IN AMERICA, Sept. 11 has become synonymous with one catastrophic event of mass murder. It has come to signify terrorism in its most sophisticated and lethal form. For the rulers of Saudi Arabia, a May 12 series of suicide bombings in Riyadh underscored the immediacy of the terrorist threat to the desert kingdom. These two events bracket the U.S.-Saudi relationship in the fight on terror, its past failures and the potential for future successes.
In the wake of the May car bombings, the two governments have decided to jointly track and target the financial backers of Osama bin Laden's al-Qaida network and other terrorist organizations in the kingdom. It's a decision long overdue and one that we hope will end the parochial and political issues that have frustrated investigations of previous terrorist attacks. FBI and IRS officials are already in Saudi Arabia, lining up possible sites for the new task force's operations center.
There's no doubt the United States can marshal an array of talent and expertise to expose the financial networks and individuals supporting a terrorist organization such as al-Qaida. But the success of the venture will depend on the seriousness of the Saudis' commitment and the degree to which they share sensitive information that could expose the source of terrorist dollars and the culpability of Saudi charity groups and prominent Saudis who donate to them.

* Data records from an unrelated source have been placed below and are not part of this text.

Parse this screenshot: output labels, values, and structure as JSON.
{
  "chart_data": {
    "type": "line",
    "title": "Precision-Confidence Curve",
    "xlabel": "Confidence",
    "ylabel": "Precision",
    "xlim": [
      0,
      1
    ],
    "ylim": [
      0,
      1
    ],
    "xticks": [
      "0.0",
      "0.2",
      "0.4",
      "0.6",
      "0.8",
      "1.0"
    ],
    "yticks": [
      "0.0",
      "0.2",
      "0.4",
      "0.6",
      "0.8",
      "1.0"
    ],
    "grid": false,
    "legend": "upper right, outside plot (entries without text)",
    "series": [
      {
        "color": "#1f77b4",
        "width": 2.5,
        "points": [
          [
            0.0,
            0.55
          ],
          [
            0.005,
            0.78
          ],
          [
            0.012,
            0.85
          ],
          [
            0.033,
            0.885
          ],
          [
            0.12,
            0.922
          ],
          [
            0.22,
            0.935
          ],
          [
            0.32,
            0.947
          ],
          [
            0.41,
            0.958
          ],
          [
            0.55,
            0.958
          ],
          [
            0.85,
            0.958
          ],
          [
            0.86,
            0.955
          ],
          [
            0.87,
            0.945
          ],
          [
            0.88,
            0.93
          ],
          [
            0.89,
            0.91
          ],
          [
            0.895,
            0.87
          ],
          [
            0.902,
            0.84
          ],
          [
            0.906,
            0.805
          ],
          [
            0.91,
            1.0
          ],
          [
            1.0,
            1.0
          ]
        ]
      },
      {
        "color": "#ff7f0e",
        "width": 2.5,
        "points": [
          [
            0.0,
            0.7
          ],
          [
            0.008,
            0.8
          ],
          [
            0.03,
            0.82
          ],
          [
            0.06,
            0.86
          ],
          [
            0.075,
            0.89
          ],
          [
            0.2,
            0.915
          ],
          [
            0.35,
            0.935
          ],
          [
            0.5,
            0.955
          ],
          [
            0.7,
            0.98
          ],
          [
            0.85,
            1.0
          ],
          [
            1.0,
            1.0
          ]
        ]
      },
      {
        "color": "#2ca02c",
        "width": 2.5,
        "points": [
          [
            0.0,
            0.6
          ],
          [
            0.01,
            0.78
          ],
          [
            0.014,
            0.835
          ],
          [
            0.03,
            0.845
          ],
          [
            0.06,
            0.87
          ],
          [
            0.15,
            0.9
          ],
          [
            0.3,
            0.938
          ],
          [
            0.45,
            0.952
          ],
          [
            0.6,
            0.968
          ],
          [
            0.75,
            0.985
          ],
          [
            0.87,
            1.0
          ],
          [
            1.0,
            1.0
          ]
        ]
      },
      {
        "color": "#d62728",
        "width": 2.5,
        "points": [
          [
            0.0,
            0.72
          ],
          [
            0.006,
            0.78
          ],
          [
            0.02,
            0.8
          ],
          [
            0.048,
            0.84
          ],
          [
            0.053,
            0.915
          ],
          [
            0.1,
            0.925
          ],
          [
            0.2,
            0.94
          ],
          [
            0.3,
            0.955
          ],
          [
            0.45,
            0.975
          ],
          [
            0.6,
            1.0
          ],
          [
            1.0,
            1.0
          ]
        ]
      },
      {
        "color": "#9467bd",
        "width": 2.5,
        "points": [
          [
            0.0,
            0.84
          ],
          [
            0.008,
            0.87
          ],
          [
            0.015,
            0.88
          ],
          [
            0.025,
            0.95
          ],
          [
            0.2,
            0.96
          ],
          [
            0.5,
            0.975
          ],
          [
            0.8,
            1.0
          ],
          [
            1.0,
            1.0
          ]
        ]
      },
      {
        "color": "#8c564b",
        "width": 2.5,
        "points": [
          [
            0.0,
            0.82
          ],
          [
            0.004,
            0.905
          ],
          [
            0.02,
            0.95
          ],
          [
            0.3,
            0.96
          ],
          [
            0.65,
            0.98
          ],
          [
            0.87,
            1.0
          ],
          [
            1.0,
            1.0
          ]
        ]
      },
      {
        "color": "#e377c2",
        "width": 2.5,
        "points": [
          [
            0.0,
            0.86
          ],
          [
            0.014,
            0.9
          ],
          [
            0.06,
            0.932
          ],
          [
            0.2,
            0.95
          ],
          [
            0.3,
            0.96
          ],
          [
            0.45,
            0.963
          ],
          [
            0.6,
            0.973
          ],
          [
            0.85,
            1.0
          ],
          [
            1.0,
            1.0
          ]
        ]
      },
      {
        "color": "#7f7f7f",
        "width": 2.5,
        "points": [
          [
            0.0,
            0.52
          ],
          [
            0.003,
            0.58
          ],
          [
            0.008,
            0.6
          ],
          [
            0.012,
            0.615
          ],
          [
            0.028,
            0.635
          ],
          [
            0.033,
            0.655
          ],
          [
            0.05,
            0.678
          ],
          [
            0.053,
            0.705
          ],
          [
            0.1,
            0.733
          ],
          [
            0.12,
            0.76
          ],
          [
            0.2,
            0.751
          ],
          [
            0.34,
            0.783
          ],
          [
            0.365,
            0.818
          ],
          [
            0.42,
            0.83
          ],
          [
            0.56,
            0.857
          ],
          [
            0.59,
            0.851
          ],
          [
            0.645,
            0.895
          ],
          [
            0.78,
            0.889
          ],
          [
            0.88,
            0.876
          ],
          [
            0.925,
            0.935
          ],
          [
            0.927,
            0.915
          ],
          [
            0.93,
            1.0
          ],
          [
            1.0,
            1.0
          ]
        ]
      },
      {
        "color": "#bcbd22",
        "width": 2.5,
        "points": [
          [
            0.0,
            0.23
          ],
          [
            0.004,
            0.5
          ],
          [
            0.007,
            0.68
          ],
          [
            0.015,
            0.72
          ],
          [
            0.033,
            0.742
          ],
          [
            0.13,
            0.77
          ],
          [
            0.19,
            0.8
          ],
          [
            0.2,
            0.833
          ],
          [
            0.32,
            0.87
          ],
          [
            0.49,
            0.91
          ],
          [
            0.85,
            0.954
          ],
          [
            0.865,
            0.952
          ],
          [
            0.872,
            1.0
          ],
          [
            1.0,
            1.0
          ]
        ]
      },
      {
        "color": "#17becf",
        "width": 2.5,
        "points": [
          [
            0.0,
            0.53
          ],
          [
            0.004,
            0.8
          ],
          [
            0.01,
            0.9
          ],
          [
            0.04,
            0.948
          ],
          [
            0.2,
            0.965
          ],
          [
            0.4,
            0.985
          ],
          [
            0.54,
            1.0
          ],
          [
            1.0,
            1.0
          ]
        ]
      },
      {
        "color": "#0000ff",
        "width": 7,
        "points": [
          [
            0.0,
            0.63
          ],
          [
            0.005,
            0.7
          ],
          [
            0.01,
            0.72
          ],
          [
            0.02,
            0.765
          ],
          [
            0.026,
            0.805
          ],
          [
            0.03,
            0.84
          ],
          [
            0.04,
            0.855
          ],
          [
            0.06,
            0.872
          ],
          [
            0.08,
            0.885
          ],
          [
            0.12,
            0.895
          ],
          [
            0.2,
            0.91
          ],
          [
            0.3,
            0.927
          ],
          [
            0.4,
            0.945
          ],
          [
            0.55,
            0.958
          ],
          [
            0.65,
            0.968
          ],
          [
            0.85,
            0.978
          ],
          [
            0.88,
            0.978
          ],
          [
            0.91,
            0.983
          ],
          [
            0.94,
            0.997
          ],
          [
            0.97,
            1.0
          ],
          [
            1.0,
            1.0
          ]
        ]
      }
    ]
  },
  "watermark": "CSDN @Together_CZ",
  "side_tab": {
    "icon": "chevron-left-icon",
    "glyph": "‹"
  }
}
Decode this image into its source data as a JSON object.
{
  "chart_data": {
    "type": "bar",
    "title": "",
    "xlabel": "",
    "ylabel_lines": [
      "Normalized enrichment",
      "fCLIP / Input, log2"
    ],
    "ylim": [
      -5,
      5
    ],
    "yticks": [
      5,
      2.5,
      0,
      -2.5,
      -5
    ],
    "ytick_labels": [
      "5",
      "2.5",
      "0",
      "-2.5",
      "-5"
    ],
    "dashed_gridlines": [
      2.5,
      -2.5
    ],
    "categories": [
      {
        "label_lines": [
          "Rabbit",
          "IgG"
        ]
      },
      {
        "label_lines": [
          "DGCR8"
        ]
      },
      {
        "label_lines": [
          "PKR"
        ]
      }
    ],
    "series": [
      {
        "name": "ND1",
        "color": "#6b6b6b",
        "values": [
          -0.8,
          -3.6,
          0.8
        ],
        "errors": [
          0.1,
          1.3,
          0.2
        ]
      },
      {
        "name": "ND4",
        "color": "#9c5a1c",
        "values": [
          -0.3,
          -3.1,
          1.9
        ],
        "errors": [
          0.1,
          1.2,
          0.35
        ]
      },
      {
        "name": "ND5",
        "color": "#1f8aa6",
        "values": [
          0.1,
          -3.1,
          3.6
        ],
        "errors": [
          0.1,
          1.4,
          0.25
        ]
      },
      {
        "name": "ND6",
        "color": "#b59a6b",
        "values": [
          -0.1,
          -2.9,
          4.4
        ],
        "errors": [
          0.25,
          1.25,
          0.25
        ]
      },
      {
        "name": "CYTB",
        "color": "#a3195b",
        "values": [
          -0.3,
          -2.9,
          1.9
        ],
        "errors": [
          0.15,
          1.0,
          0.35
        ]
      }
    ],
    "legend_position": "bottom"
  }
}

Ever since investigators determined the identity of the Sept. 11 hijackers - 15 of 19 were Saudi nationals - serious questions have been raised about the Saudi government's relationship to those who support terrorist organizations. Despite the Saudis' insistence that the government is and has been a willing and earnest partner in the war on terrorism, suspicions remained.
For their part, the Saudis say their commitment to the financial task force can be measured by the interest of the royal family - Crown Prince Abdullah approved the new cooperation in a telephone conversation with President Bush this summer. The Saudi government wants to take advantage of U.S. expertise in this area and readily admits it needs all help it can get.
The government, in the wake of the Sept. 11 controversy, revamped its oversight of charitable groups and changed its laws to make it tougher for terrorists to launder money through the Islamic associations and banks.
The decentralized nature of the al-Qaida organization and the mobility of its operatives make it a vast and moving target for law enforcement. But if financial investigators can disrupt the flow of money, they can head off potential attacks. Freezing a bank account may take less time than tracking down a would-be suicide bomber in a Third World country.
When 19 American service members died in a June 1996 attack on a military housing complex in Dharan, Saudi investigators frustrated U.S. efforts to bring in the culprits. The government shouldn't make the same mistake now.